WOODBURY, N.Y.— Gearhouse Broadcast supplied the onsite broadcast and production facilities in Trinidad for the two-week AGICO Super50 2015 Regional Cricket Tournament involving eight teams from an 18-nation consortium. Gearhouse relied exclusively on HD/SD broadcast cameras from Hitachi Kokusai Electric.

Employing 16 Hitachi cameras, Gearhouse captured the on-field action across three venues for worldwide broadcast, including 15 matches seen live on ESPN. The acquisition chain featured 12 Hitachi SK-HD1200 cameras for general coverage and four of the company’s new Z-HD6000 cameras for unmanned operations. Both models provided the Gearhouse team with exceptional picture quality, reliability in challenging weather conditions and comprehensive camera control.

According to Marc Genin, managing director, Americas for Gearhouse Broadcast, the wet and humid tropical climate of Trinidad was chief among his reasons for choosing Hitachi cameras for the tournament.

“These are long days, and the weather changes rapidly,” Genin said. “The atmosphere is very wet and when it rains, it rains hard. The rain stops play, but the cameras stay out there. They remained reliable under circumstances where we would expect failure. The design and quality of these are cameras are apparent in their construction, and we had no performance issues for the entire two weeks. This is true of our experience with Hitachi cameras worldwide. We regularly operate in environments that are particularly unfriendly to electronic equipment, and have yet to lose a camera in three years.”

Remarkable fluctuations in sunlight are also common in Trinidad due to the often-quick onset of cloud cover. Genin notes that this is where the Z-HD6000, which Hitachi formally introduced in late 2014, particularly shines. The Z-HD6000 incorporates 3 MOS imaging sensors, which nearly eliminates video noise, vastly improves dynamic range and offers superb color rendition. The MOS sensors also reduce signal support electronics, lowering manufacturing costs and offering stable and precise operation throughout the camera lifecycle.
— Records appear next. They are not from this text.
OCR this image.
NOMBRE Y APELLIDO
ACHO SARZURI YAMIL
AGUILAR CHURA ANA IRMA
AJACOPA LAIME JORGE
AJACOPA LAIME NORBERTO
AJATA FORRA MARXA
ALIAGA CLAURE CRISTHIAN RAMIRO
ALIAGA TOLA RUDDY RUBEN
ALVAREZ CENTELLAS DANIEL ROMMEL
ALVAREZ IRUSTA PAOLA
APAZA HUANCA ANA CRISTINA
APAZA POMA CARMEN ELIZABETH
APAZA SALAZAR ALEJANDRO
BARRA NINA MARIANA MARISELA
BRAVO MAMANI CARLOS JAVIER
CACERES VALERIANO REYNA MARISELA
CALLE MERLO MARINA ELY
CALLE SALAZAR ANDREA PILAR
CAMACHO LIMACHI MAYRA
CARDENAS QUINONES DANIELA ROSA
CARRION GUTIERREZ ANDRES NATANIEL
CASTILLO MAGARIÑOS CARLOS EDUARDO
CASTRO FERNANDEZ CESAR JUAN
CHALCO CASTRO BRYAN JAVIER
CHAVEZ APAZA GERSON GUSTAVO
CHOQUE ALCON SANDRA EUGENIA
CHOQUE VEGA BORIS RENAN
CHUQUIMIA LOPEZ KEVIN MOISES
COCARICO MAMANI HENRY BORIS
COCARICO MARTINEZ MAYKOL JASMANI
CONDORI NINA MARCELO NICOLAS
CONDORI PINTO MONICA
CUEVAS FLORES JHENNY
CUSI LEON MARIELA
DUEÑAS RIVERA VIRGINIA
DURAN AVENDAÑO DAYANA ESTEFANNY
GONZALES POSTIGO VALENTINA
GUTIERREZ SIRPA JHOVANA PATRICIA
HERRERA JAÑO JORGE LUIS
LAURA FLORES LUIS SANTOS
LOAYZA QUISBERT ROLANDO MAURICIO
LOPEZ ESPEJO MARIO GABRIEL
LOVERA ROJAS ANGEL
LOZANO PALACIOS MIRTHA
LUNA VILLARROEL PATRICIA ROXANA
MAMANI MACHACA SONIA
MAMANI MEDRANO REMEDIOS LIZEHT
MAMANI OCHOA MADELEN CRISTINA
“Ordinarily, unmanned cameras typically require color correctors to match the images to the main coverage,” he said. “We didn’t require external color correction as we easily matched the Z-HD6000 pictures to the look we were seeking. The MOS sensor has excellent image reproduction characteristics while giving our shaders plenty of latitude to offer more pleasing pictures across the board. At the end of the day, Hitachi helped us raise the quality of the entire production compared to previous NAGICO tournaments.”

Though Gearhouse has other cameras in its portfolio, Genin expects to continue using Hitachi cameras for the majority of his outdoor sports productions, including the upcoming U.S. Open 2015 tennis tournament to be broadcast on ESPN in late summer.